J. Crew Group started as the Popular Club Plan in 1947, a door-to-door business that sells cheap women’s clothing. In 1983 the company was re-launched as J. Crew, a catalog-only retailer, and positioned itself as a cheaper alternative to Ralph Lauren’s. The first J. Crew store opened in 1989, in Manhattan, selling cheerful American women’s clothing.
But about ten years ago J. Crew was truly successful – transforming his image from comfortable to beautiful, and becoming an inevitable part of the fashion landscape, from stylish magazines and blogs to women’s wardrobe.
Jenna Lyons at the 2015 Met Gala, in New York City.

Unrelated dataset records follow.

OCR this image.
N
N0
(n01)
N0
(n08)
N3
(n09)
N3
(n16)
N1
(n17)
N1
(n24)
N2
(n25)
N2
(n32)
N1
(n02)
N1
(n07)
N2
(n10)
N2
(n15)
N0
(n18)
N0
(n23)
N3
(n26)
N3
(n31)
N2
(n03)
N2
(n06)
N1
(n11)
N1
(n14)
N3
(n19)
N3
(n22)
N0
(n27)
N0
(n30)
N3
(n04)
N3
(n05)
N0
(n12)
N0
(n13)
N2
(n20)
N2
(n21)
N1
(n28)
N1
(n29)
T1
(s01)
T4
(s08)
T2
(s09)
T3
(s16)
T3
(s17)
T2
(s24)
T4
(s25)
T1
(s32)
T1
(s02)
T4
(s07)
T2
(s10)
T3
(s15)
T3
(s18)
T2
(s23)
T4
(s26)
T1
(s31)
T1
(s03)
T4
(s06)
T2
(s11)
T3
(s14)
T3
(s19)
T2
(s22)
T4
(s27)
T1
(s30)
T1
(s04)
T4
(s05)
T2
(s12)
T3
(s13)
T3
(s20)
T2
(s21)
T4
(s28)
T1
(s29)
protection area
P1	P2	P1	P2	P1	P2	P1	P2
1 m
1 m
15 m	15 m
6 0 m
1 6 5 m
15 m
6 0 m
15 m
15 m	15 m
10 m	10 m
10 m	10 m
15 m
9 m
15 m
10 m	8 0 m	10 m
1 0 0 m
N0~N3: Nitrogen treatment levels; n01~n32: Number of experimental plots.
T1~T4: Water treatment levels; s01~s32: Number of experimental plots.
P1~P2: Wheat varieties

Under the supervision of CEO and chairman Mickey Drexler (now chairman of the sports clothing brand Outdoor Voices) and Jenna Lyons, who took over as creative director in 2008 and was promoted to president two years later, J. Crew came to symbolize a certain type of recession-era elegance .
Inspired by Lyons’s unique blend of casual design and upscale pieces (he is famous for wearing a fluffy ball skirt and loose beige sweater for Met Gala 2011), J. Crew sells button-colored pastel buttons and neatly wrapped T-shirts; sequined blazers and oversized costume jewelery; jacquard pants and distressed jeans.
Seen here in J. Crew argyle sweaters in 2012, Michelle Obama has become a big fan of American brands. Credit: Pictures of Alex Wong / Getty
The poppy campaign is run by Joan Smalls, Sasha Pivovarova, Amber Valletta, Lauren Hutton and other top models providing social media food. Lyons’ approach is so widely embraced that, in 2013, the New York Times dubbed it “The Woman in American Dress.” This brand offers a type of luxury that is more accessible.
First Lady Michelle Obama chose a pair of J. Crew pumps for the 2012 Democratic National Convention. Credit: Douglas Graham / CQ Roll Call / Getty Images
Celebrities such as Jessica Alba, Blake Lively, Gwyneth Paltrow (2012 campaign star) and Reese Witherspoon are often seen on their best J. Crew. But their most influential celebrity fan is Michelle Obama.
Reflecting the sensitivity of the high-low Lyons, Obama seems to have a brand in constant rotation during his tenure as First Lady – the crew’s leather gloves paired with the ensemble Isabel Toledo at her husband’s inauguration in 2009, the salmon and sweater skirt worn on the Vogue yard, the pink pump praising the dress brocade by Tracy Reese at the 2012 Democratic National Convention.
Michelle Obama on “The Tonight Show” in October 2008, wearing J. Crew. Credit: Paul Drinkwater / NBCU Photo Bank / Getty Images
Its influence causes the stock to sell out and increase the stock market: In a 2010 study, New York University professor David Yermack found that J. Crew shares rose 25% after Obama used J. Crew on “The Tonight Show” in October 2008.
But J. Crew has struggled to maintain that level of curiosity in recent years, because buyers who have been dedicated to lament the brand design is increasingly eccentric and prices continue to rise. In 2017, Lyons left the brand and was replaced by Johanna Uurasjarvi the following year. He was quickly replaced by Chris Benz, who was hired as early as 2019. Nothing could reignite J.Crew’s interest.
Today, Lyons’s eclectic arrogance, which is beneficial as well as original argyle sweaters and chino pants from the brand, appears to be from a different time. In an era of gender neutral dress, streetwear and – more recently – locking loungewear, it seems that trends and buyers have moved and J. Crew has not. Unfortunately, it is not relevant to have to be paid handsomely.